A evolução dos data centers obviamente depende de progresso tecnológico e muita pesquisa científica. No século 21, dois grandes desafios podem mover a humanidade na direção de enormes avanços nesses campos: combater a mudança climática e estabelecer uma nova fase da exploração do espaço.
A corrida espacial do século 20 trouxe inúmeros benefícios para a ciência e a tecnologia. Agora podemos colocar mais elementos nessa equação, unindo a pesquisa de ponta, a economia digital, a proteção de nossos mais valiosos dados e a necessidade de diminuir o impacto dos data centers na biosfera da Terra.
A primeira iniciativa com essa ambição está sendo desenvolvida pela Lonestar, uma startup do portfólio da 2Future. A empresa tem como objetivo instalar data centers na Lua para fornecer serviços de dados e comunicações a partir do satélite natural da Terra. Algumas das inúmeras vantagens e aplicações de data centers lunares são:
A Lonestar tem parcerias com a Skycorp e a Intuitive Machines, selecionada pela NASA para fazer o primeiro pouso robótico comercial na Lua. O lançamento está previsto para dezembro de 2022. É quando serão enviados para a superfície lunar os primeiros equipamentos do protótipo de data center da Lonestar —um servidor com processadores RISC-V e um módulo de armazenamento do tamanho de um livro. O sistema será alimentado por energia solar.

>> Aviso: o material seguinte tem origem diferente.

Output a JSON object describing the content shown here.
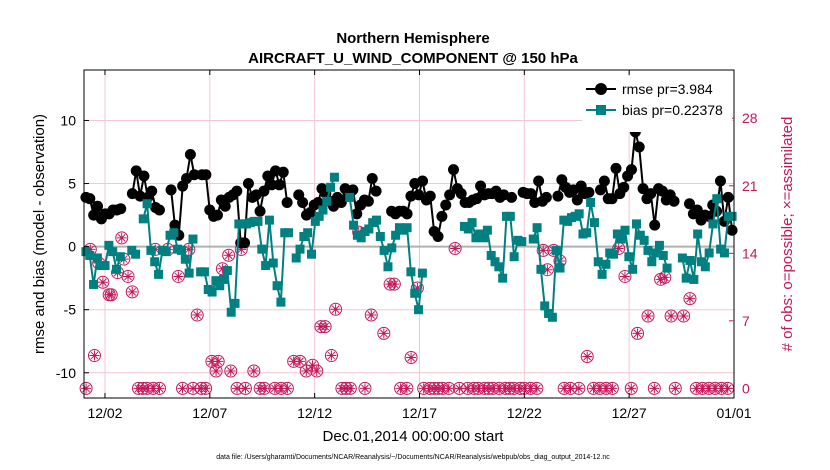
{
  "chart_data": {
    "type": "line",
    "title": "Northern Hemisphere",
    "subtitle": "AIRCRAFT_U_WIND_COMPONENT @ 150 hPa",
    "xlabel": "Dec.01,2014 00:00:00 start",
    "ylabel": "rmse and bias (model - observation)",
    "ylabel_right": "# of obs: o=possible; ×=assimilated",
    "xlim": [
      0,
      31
    ],
    "ylim": [
      -12,
      14
    ],
    "ylim_right": [
      -1,
      33
    ],
    "xticks": [
      1,
      6,
      11,
      16,
      21,
      26,
      31
    ],
    "xtick_labels": [
      "12/02",
      "12/07",
      "12/12",
      "12/17",
      "12/22",
      "12/27",
      "01/01"
    ],
    "yticks": [
      -10,
      -5,
      0,
      5,
      10
    ],
    "yticks_right": [
      0,
      7,
      14,
      21,
      28
    ],
    "zero_line": 0,
    "grid": true,
    "legend_position": "top-right",
    "colors": {
      "rmse": "#000000",
      "bias": "#008080",
      "obs": "#c2185b",
      "zero": "#b0b0b0",
      "grid": "#f5c6d4"
    },
    "series": [
      {
        "name": "rmse pr=3.984",
        "marker": "circle",
        "values": [
          3.9,
          3.8,
          2.5,
          3.2,
          2.2,
          2.6,
          2.6,
          2.9,
          2.9,
          3.0,
          null,
          null,
          4.2,
          6.0,
          4.0,
          5.6,
          3.9,
          4.4,
          3.1,
          2.9,
          null,
          null,
          4.5,
          1.7,
          0.9,
          4.8,
          5.4,
          7.3,
          5.7,
          null,
          5.7,
          5.7,
          2.9,
          2.4,
          2.5,
          3.7,
          3.2,
          3.9,
          4.1,
          4.4,
          0.3,
          0.3,
          5.0,
          3.9,
          4.1,
          2.8,
          4.4,
          5.6,
          4.9,
          6.0,
          4.9,
          5.9,
          3.5,
          null,
          null,
          4.1,
          3.5,
          2.5,
          2.7,
          3.3,
          3.5,
          4.6,
          4.2,
          3.6,
          3.2,
          3.9,
          3.5,
          4.6,
          4.0,
          4.5,
          2.6,
          3.3,
          3.7,
          3.6,
          5.4,
          4.4,
          null,
          null,
          null,
          2.8,
          2.6,
          2.8,
          2.8,
          2.6,
          4.0,
          5.0,
          4.1,
          5.2,
          3.7,
          4.0,
          1.2,
          0.8,
          2.4,
          3.3,
          4.1,
          6.1,
          4.6,
          4.2,
          3.5,
          3.5,
          3.7,
          3.8,
          4.8,
          4.1,
          4.2,
          4.2,
          4.4,
          3.9,
          4.1,
          null,
          3.9,
          null,
          null,
          4.3,
          4.2,
          4.2,
          3.5,
          5.2,
          3.6,
          3.9,
          null,
          null,
          4.0,
          5.3,
          4.7,
          4.3,
          4.5,
          3.7,
          4.8,
          4.2,
          4.3,
          null,
          null,
          4.5,
          5.2,
          3.8,
          3.8,
          6.2,
          4.2,
          4.7,
          5.6,
          6.1,
          9.1,
          7.9,
          4.6,
          3.8,
          4.2,
          1.7,
          4.6,
          4.4,
          3.7,
          4.1,
          3.6,
          null,
          null,
          null,
          3.4,
          2.6,
          2.9,
          2.1,
          2.5,
          2.4,
          3.3,
          2.8,
          5.2,
          2.0,
          3.9,
          1.3
        ],
        "color": "#000000"
      },
      {
        "name": "bias pr=0.22378",
        "marker": "square",
        "values": [
          -0.4,
          -0.7,
          -3.0,
          -0.9,
          -1.5,
          -1.5,
          0.1,
          -0.4,
          -1.8,
          -0.8,
          null,
          null,
          -0.3,
          -0.6,
          null,
          2.2,
          3.4,
          -0.3,
          -1.2,
          -2.2,
          -0.3,
          -0.4,
          0.9,
          1.1,
          -0.2,
          -0.3,
          -1.0,
          -2.1,
          0.6,
          null,
          -2.0,
          -2.0,
          -3.4,
          -3.6,
          -2.7,
          -3.1,
          -2.6,
          -1.9,
          -5.2,
          -4.5,
          1.8,
          1.8,
          1.8,
          1.9,
          2.0,
          2.0,
          -0.2,
          -1.5,
          2.1,
          -1.3,
          -3.1,
          -4.4,
          1.1,
          1.1,
          null,
          -0.9,
          -0.2,
          0.8,
          1.1,
          -0.6,
          2.0,
          2.4,
          2.9,
          3.6,
          4.7,
          5.5,
          null,
          null,
          null,
          3.9,
          1.7,
          0.9,
          0.7,
          1.2,
          1.4,
          1.9,
          2.1,
          0.8,
          -0.3,
          -1.6,
          -0.1,
          0.9,
          1.5,
          1.3,
          1.5,
          -2.0,
          -3.7,
          -5.0,
          -2.1,
          null,
          null,
          null,
          null,
          null,
          null,
          null,
          null,
          null,
          null,
          1.6,
          1.4,
          1.9,
          0.7,
          1.0,
          0.7,
          1.3,
          -0.7,
          -1.2,
          -1.6,
          -2.5,
          2.4,
          2.4,
          -0.8,
          0.5,
          0.4,
          null,
          null,
          0.6,
          1.5,
          -1.8,
          -4.7,
          -5.3,
          -5.6,
          -0.3,
          -1.7,
          2.1,
          2.0,
          2.3,
          2.4,
          2.6,
          1.0,
          1.1,
          3.5,
          1.9,
          -1.2,
          -2.2,
          -1.4,
          -0.5,
          -0.6,
          1.0,
          0.6,
          1.3,
          -0.8,
          -1.8,
          1.8,
          0.9,
          0.5,
          -0.3,
          -1.2,
          -0.5,
          0.1,
          -0.7,
          -1.7,
          null,
          null,
          null,
          -0.9,
          -2.5,
          -1.1,
          -2.6,
          1.0,
          -1.2,
          -1.6,
          -0.5,
          1.8,
          3.8,
          -0.2,
          -0.5,
          2.4,
          2.4
        ],
        "color": "#008080"
      }
    ],
    "obs_possible": [
      [
        0.1,
        0
      ],
      [
        0.3,
        14.4
      ],
      [
        0.5,
        3.4
      ],
      [
        0.7,
        13.0
      ],
      [
        0.9,
        11.0
      ],
      [
        1.2,
        9.7
      ],
      [
        1.3,
        9.7
      ],
      [
        1.6,
        12.0
      ],
      [
        1.8,
        15.6
      ],
      [
        1.9,
        13.4
      ],
      [
        2.1,
        11.6
      ],
      [
        2.3,
        10.0
      ],
      [
        2.6,
        0
      ],
      [
        2.8,
        0
      ],
      [
        3.0,
        0
      ],
      [
        3.3,
        0
      ],
      [
        3.4,
        14.4
      ],
      [
        3.6,
        0
      ],
      [
        4.0,
        14.4
      ],
      [
        4.5,
        11.6
      ],
      [
        4.7,
        0
      ],
      [
        5.0,
        14.4
      ],
      [
        5.2,
        0
      ],
      [
        5.4,
        7.6
      ],
      [
        5.6,
        0
      ],
      [
        5.8,
        0
      ],
      [
        6.1,
        2.8
      ],
      [
        6.3,
        1.8
      ],
      [
        6.4,
        2.8
      ],
      [
        6.6,
        12.4
      ],
      [
        6.9,
        13.8
      ],
      [
        7.0,
        1.8
      ],
      [
        7.3,
        0
      ],
      [
        7.5,
        14.4
      ],
      [
        7.7,
        0
      ],
      [
        8.1,
        1.8
      ],
      [
        8.4,
        0
      ],
      [
        8.6,
        0
      ],
      [
        9.1,
        0
      ],
      [
        9.4,
        0
      ],
      [
        9.7,
        0
      ],
      [
        10.0,
        2.8
      ],
      [
        10.3,
        2.8
      ],
      [
        10.6,
        1.8
      ],
      [
        10.9,
        2.4
      ],
      [
        11.1,
        1.8
      ],
      [
        11.3,
        6.4
      ],
      [
        11.5,
        6.4
      ],
      [
        11.8,
        3.4
      ],
      [
        12.0,
        8.2
      ],
      [
        12.3,
        0
      ],
      [
        12.5,
        0
      ],
      [
        12.7,
        0
      ],
      [
        13.1,
        16.2
      ],
      [
        13.4,
        0
      ],
      [
        13.7,
        7.6
      ],
      [
        14.3,
        5.7
      ],
      [
        14.6,
        10.8
      ],
      [
        14.8,
        10.8
      ],
      [
        15.1,
        0
      ],
      [
        15.4,
        0
      ],
      [
        15.6,
        3.2
      ],
      [
        15.9,
        10.4
      ],
      [
        16.2,
        0
      ],
      [
        16.5,
        0
      ],
      [
        16.7,
        0
      ],
      [
        16.9,
        0
      ],
      [
        17.1,
        0
      ],
      [
        17.4,
        0
      ],
      [
        17.7,
        14.5
      ],
      [
        17.9,
        0
      ],
      [
        18.3,
        0
      ],
      [
        18.6,
        0
      ],
      [
        18.8,
        0
      ],
      [
        19.1,
        0
      ],
      [
        19.3,
        0
      ],
      [
        19.5,
        0
      ],
      [
        19.8,
        0
      ],
      [
        20.1,
        0
      ],
      [
        20.3,
        0
      ],
      [
        20.5,
        0
      ],
      [
        20.8,
        0
      ],
      [
        21.0,
        0
      ],
      [
        21.3,
        0
      ],
      [
        21.6,
        0
      ],
      [
        21.9,
        14.3
      ],
      [
        22.1,
        12.3
      ],
      [
        22.4,
        14.3
      ],
      [
        22.7,
        13.2
      ],
      [
        22.9,
        0
      ],
      [
        23.2,
        0
      ],
      [
        23.6,
        0
      ],
      [
        24.0,
        3.3
      ],
      [
        24.3,
        0
      ],
      [
        24.6,
        0
      ],
      [
        24.9,
        0
      ],
      [
        25.2,
        0
      ],
      [
        25.5,
        14.5
      ],
      [
        25.8,
        11.6
      ],
      [
        26.1,
        0
      ],
      [
        26.4,
        5.7
      ],
      [
        26.9,
        7.5
      ],
      [
        27.2,
        0
      ],
      [
        27.5,
        11.3
      ],
      [
        27.7,
        11.5
      ],
      [
        28.0,
        7.5
      ],
      [
        28.2,
        0
      ],
      [
        28.6,
        7.5
      ],
      [
        28.9,
        9.3
      ],
      [
        29.2,
        0
      ],
      [
        29.5,
        0
      ],
      [
        29.8,
        0
      ],
      [
        30.1,
        0
      ],
      [
        30.4,
        0
      ],
      [
        30.7,
        0
      ]
    ],
    "obs_assimilated": [
      [
        0.1,
        0
      ],
      [
        0.3,
        14.4
      ],
      [
        0.5,
        3.4
      ],
      [
        0.7,
        13.0
      ],
      [
        0.9,
        11.0
      ],
      [
        1.2,
        9.7
      ],
      [
        1.3,
        9.7
      ],
      [
        1.6,
        12.0
      ],
      [
        1.8,
        15.6
      ],
      [
        1.9,
        13.4
      ],
      [
        2.1,
        11.6
      ],
      [
        2.3,
        10.0
      ],
      [
        2.6,
        0
      ],
      [
        2.8,
        0
      ],
      [
        3.0,
        0
      ],
      [
        3.3,
        0
      ],
      [
        3.4,
        14.4
      ],
      [
        3.6,
        0
      ],
      [
        4.0,
        14.4
      ],
      [
        4.5,
        11.6
      ],
      [
        4.7,
        0
      ],
      [
        5.0,
        14.4
      ],
      [
        5.2,
        0
      ],
      [
        5.4,
        7.6
      ],
      [
        5.6,
        0
      ],
      [
        5.8,
        0
      ],
      [
        6.1,
        2.8
      ],
      [
        6.3,
        1.8
      ],
      [
        6.4,
        2.8
      ],
      [
        6.6,
        12.4
      ],
      [
        6.9,
        13.8
      ],
      [
        7.0,
        1.8
      ],
      [
        7.3,
        0
      ],
      [
        7.5,
        14.4
      ],
      [
        7.7,
        0
      ],
      [
        8.1,
        1.8
      ],
      [
        8.4,
        0
      ],
      [
        8.6,
        0
      ],
      [
        9.1,
        0
      ],
      [
        9.4,
        0
      ],
      [
        9.7,
        0
      ],
      [
        10.0,
        2.8
      ],
      [
        10.3,
        2.8
      ],
      [
        10.6,
        1.8
      ],
      [
        10.9,
        2.4
      ],
      [
        11.1,
        1.8
      ],
      [
        11.3,
        6.4
      ],
      [
        11.5,
        6.4
      ],
      [
        11.8,
        3.4
      ],
      [
        12.0,
        8.2
      ],
      [
        12.3,
        0
      ],
      [
        12.5,
        0
      ],
      [
        12.7,
        0
      ],
      [
        13.1,
        16.2
      ],
      [
        13.4,
        0
      ],
      [
        13.7,
        7.6
      ],
      [
        14.3,
        5.7
      ],
      [
        14.6,
        10.8
      ],
      [
        14.8,
        10.8
      ],
      [
        15.1,
        0
      ],
      [
        15.4,
        0
      ],
      [
        15.6,
        3.2
      ],
      [
        15.9,
        10.4
      ],
      [
        16.2,
        0
      ],
      [
        16.5,
        0
      ],
      [
        16.7,
        0
      ],
      [
        16.9,
        0
      ],
      [
        17.1,
        0
      ],
      [
        17.4,
        0
      ],
      [
        17.7,
        14.5
      ],
      [
        17.9,
        0
      ],
      [
        18.3,
        0
      ],
      [
        18.6,
        0
      ],
      [
        18.8,
        0
      ],
      [
        19.1,
        0
      ],
      [
        19.3,
        0
      ],
      [
        19.5,
        0
      ],
      [
        19.8,
        0
      ],
      [
        20.1,
        0
      ],
      [
        20.3,
        0
      ],
      [
        20.5,
        0
      ],
      [
        20.8,
        0
      ],
      [
        21.0,
        0
      ],
      [
        21.3,
        0
      ],
      [
        21.6,
        0
      ],
      [
        21.9,
        14.3
      ],
      [
        22.1,
        12.3
      ],
      [
        22.4,
        14.3
      ],
      [
        22.7,
        13.2
      ],
      [
        22.9,
        0
      ],
      [
        23.2,
        0
      ],
      [
        23.6,
        0
      ],
      [
        24.0,
        3.3
      ],
      [
        24.3,
        0
      ],
      [
        24.6,
        0
      ],
      [
        24.9,
        0
      ],
      [
        25.2,
        0
      ],
      [
        25.5,
        14.5
      ],
      [
        25.8,
        11.6
      ],
      [
        26.1,
        0
      ],
      [
        26.4,
        5.7
      ],
      [
        26.9,
        7.5
      ],
      [
        27.2,
        0
      ],
      [
        27.5,
        11.3
      ],
      [
        27.7,
        11.5
      ],
      [
        28.0,
        7.5
      ],
      [
        28.2,
        0
      ],
      [
        28.6,
        7.5
      ],
      [
        28.9,
        9.3
      ],
      [
        29.2,
        0
      ],
      [
        29.5,
        0
      ],
      [
        29.8,
        0
      ],
      [
        30.1,
        0
      ],
      [
        30.4,
        0
      ],
      [
        30.7,
        0
      ]
    ],
    "footnote": "data file: /Users/gharamti/Documents/NCAR/Reanalysis/~/Documents/NCAR/Reanalysis/webpub/obs_diag_output_2014-12.nc"
  }
}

Para suportar a grande variação de temperatura na Lua, a Lonestar planeja que robôs instalem os data centers em buracos de lava antiga, onde a temperatura é estável e o servidor fica mais protegido da radiação cósmica. O projeto inteiro tem um longo caminho pela frente, mas mostra que também para os data centers o espaço é a próxima fronteira.